Appellate Division of the Supreme Court of New York, Second DepartmentApr 1, 1996
226 A.D.2d 363 (N.Y. App. Div. 1996)
226 A.D.2d 363640 N.Y.S.2d 246

April 1, 1996

Appeal from the Supreme Court, Dutchess County (Beisner, J.).


Ordered that the order is affirmed, with costs.

After the court awarded custody of the parties' son to the mother and custody of the daughter to the father, the father moved to modify that award, contending that the son had expressed a desire to live with him. In an in-camera interview at the recently completed trial, the son had expressed the opposite desire.

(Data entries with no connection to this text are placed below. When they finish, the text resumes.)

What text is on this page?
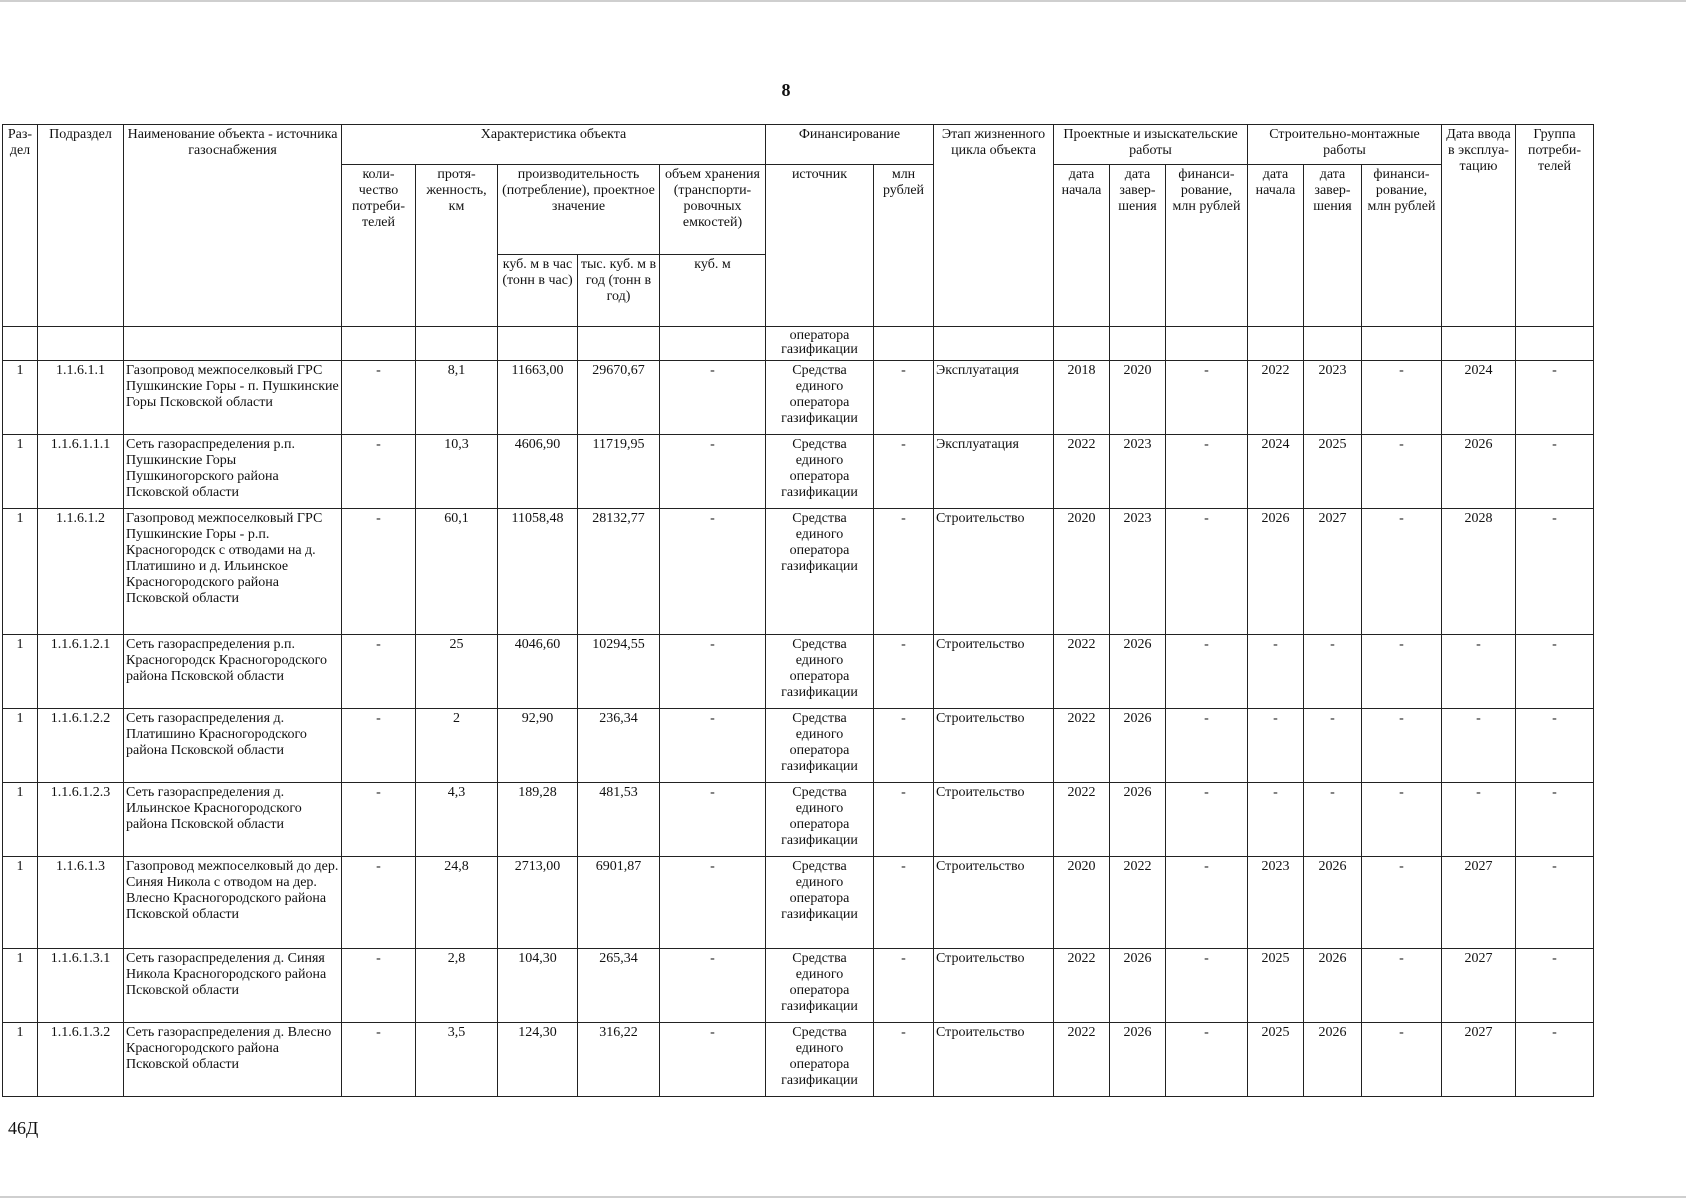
8
Раз-дел	Подраздел	Наименование объекта - источника газоснабжения	Характеристика объекта					Финансирование		Этап жизненного цикла объекта	Проектные и изыскательские работы			Строительно-монтажные работы			Дата ввода в эксплуа-тацию	Группа потреби-телей
			коли-чество потреби-телей	протя-женность, км	производительность (потребление), проектное значение		объем хранения (транспорти-ровочных емкостей)	источник	млн рублей		дата начала	дата завер-шения	финанси-рование, млн рублей	дата начала	дата завер-шения	финанси-рование, млн рублей		
					куб. м в час (тонн в час)	тыс. куб. м в год (тонн в год)	куб. м											
								оператора газификации										
1	1.1.6.1.1	Газопровод межпоселковый ГРС Пушкинские Горы - п. Пушкинские Горы Псковской области	-	8,1	11663,00	29670,67	-	Средства единого оператора газификации	-	Эксплуатация	2018	2020	-	2022	2023	-	2024	-
1	1.1.6.1.1.1	Сеть газораспределения р.п. Пушкинские Горы Пушкиногорского района Псковской области	-	10,3	4606,90	11719,95	-	Средства единого оператора газификации	-	Эксплуатация	2022	2023	-	2024	2025	-	2026	-
1	1.1.6.1.2	Газопровод межпоселковый ГРС Пушкинские Горы - р.п. Красногородск с отводами на д. Платишино и д. Ильинское Красногородского района Псковской области	-	60,1	11058,48	28132,77	-	Средства единого оператора газификации	-	Строительство	2020	2023	-	2026	2027	-	2028	-
1	1.1.6.1.2.1	Сеть газораспределения р.п. Красногородск Красногородского района Псковской области	-	25	4046,60	10294,55	-	Средства единого оператора газификации	-	Строительство	2022	2026	-	-	-	-	-	-
1	1.1.6.1.2.2	Сеть газораспределения д. Платишино Красногородского района Псковской области	-	2	92,90	236,34	-	Средства единого оператора газификации	-	Строительство	2022	2026	-	-	-	-	-	-
1	1.1.6.1.2.3	Сеть газораспределения д. Ильинское Красногородского района Псковской области	-	4,3	189,28	481,53	-	Средства единого оператора газификации	-	Строительство	2022	2026	-	-	-	-	-	-
1	1.1.6.1.3	Газопровод межпоселковый до дер. Синяя Никола с отводом на дер. Влесно Красногородского района Псковской области	-	24,8	2713,00	6901,87	-	Средства единого оператора газификации	-	Строительство	2020	2022	-	2023	2026	-	2027	-
1	1.1.6.1.3.1	Сеть газораспределения д. Синяя Никола Красногородского района Псковской области	-	2,8	104,30	265,34	-	Средства единого оператора газификации	-	Строительство	2022	2026	-	2025	2026	-	2027	-
1	1.1.6.1.3.2	Сеть газораспределения д. Влесно Красногородского района Псковской области	-	3,5	124,30	316,22	-	Средства единого оператора газификации	-	Строительство	2022	2026	-	2025	2026	-	2027	-
46Д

The father's motion, whether denominated a motion to renew or a motion to modify pursuant to CPLR 5015 (a) or 4404, was properly denied. The motion was not one for renewal as the father failed to present any additional material facts which existed at the time the prior order was rendered, but were not then known to the father and therefore not made known to the court ( see, Foley v Roche, 68 A.D.2d 558; Matter of Jenna R., 207 A.D.2d 403). Furthermore, even if we were to construe the plaintiff's motion as a motion pursuant to CPLR 4404 (b) or 5015 (a), the court properly denied the motion since the evidence proffered by the husband in support of the motion was not newly discovered ( see, Grossbaum v. Dil-Hill Realty Corp., 58 A.D.2d 593). Balletta, J.P., Sullivan, Joy and Krausman, JJ., concur.